Eran hombres de piedra
juntándose para la conformación de un obelisco inmune. Cada uno ofrecía su
cuerpo como parte, y más de una vez tenían que juntarse para continuar.
Puertas y ventanas habían sido
huecos dejados por ellos. Las geometrías se desplegaban siendo alicientes para
quien los visitara; y los visitantes eran hombres de piedra que se adosaban, a
su querer, junto al resto. Nada ni nadie los disgregaba, ni una rebeldía ni un
solo hombre. Y la construcción se esbeltizó sabiéndose contrarrestada por los
vientos erosionando.
El obelisco fue creciendo,
poco a poco, hasta llegar a la atmósfera.

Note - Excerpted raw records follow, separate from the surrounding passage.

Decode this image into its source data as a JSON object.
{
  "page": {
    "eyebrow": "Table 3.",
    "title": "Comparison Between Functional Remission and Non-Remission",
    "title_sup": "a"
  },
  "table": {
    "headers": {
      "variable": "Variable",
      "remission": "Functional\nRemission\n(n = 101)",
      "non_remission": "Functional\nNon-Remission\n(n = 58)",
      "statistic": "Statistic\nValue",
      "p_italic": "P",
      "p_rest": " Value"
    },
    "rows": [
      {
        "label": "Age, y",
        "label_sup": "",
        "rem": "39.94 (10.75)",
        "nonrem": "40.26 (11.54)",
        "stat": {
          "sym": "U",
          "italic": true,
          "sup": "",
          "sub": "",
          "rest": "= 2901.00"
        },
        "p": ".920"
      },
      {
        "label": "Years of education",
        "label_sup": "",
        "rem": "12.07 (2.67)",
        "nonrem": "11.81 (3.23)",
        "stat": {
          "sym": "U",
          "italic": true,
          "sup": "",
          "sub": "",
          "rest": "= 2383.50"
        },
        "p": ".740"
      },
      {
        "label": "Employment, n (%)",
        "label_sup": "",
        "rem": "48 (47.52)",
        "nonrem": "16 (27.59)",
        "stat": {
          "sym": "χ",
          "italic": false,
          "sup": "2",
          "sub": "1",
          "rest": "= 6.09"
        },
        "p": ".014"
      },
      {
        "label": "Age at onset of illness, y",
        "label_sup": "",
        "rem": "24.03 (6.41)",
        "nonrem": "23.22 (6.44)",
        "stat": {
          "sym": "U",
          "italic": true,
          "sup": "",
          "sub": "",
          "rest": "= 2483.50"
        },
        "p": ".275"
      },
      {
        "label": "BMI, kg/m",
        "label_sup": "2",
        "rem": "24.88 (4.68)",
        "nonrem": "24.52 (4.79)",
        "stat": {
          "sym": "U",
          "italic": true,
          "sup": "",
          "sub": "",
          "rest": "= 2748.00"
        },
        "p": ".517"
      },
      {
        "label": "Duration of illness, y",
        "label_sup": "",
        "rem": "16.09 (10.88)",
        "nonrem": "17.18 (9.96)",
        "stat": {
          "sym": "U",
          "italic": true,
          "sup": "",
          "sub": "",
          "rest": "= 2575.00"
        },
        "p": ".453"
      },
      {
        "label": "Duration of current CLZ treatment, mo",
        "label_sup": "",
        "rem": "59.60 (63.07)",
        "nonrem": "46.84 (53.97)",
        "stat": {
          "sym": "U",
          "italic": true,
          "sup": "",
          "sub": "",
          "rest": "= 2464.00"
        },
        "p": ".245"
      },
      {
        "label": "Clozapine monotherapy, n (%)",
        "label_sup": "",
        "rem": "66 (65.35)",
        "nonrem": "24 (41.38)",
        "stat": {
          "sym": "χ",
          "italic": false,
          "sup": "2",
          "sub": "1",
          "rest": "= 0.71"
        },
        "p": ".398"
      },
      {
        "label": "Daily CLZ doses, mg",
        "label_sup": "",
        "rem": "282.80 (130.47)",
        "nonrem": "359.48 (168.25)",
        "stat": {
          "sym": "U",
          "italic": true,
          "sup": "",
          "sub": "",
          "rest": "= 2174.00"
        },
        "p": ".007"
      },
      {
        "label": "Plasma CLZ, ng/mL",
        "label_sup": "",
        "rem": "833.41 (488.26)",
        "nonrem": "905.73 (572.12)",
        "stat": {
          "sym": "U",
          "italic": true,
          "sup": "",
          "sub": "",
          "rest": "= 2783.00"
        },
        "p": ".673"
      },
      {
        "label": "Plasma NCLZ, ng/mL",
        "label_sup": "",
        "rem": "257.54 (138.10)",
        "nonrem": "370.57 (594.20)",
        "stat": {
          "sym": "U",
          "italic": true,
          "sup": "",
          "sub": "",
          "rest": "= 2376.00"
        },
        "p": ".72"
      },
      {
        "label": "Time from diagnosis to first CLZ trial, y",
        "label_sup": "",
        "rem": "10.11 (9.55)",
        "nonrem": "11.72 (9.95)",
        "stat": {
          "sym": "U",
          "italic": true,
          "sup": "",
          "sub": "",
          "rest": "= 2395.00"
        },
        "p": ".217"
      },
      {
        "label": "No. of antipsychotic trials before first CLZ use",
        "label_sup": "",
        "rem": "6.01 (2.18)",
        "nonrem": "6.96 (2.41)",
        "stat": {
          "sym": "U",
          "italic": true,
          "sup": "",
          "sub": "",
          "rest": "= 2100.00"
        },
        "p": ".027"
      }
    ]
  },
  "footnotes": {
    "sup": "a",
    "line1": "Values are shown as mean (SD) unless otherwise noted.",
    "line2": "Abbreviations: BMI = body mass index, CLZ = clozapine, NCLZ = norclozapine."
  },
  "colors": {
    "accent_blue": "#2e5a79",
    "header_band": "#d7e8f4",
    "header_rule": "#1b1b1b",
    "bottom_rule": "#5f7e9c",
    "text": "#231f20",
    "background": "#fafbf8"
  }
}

Y ninguno de los hombres de piedra
temía caerse, desmoronarse sobre la arena seca de un desierto prudente. Es más,
sabían con enfático temor que por acá y por allá los vientos devolvían la arena
conmocionada hasta las médulas de las columnas de piedra.
Solo la arena fue ocultando el
obelisco mientras se acercaba al techo, la cúpula, su corona. Solo los mares
contemplaron la euforia de aquellos hombres que juntando sus brazos y piernas
habían diseñado un rey, un obelisco vivo.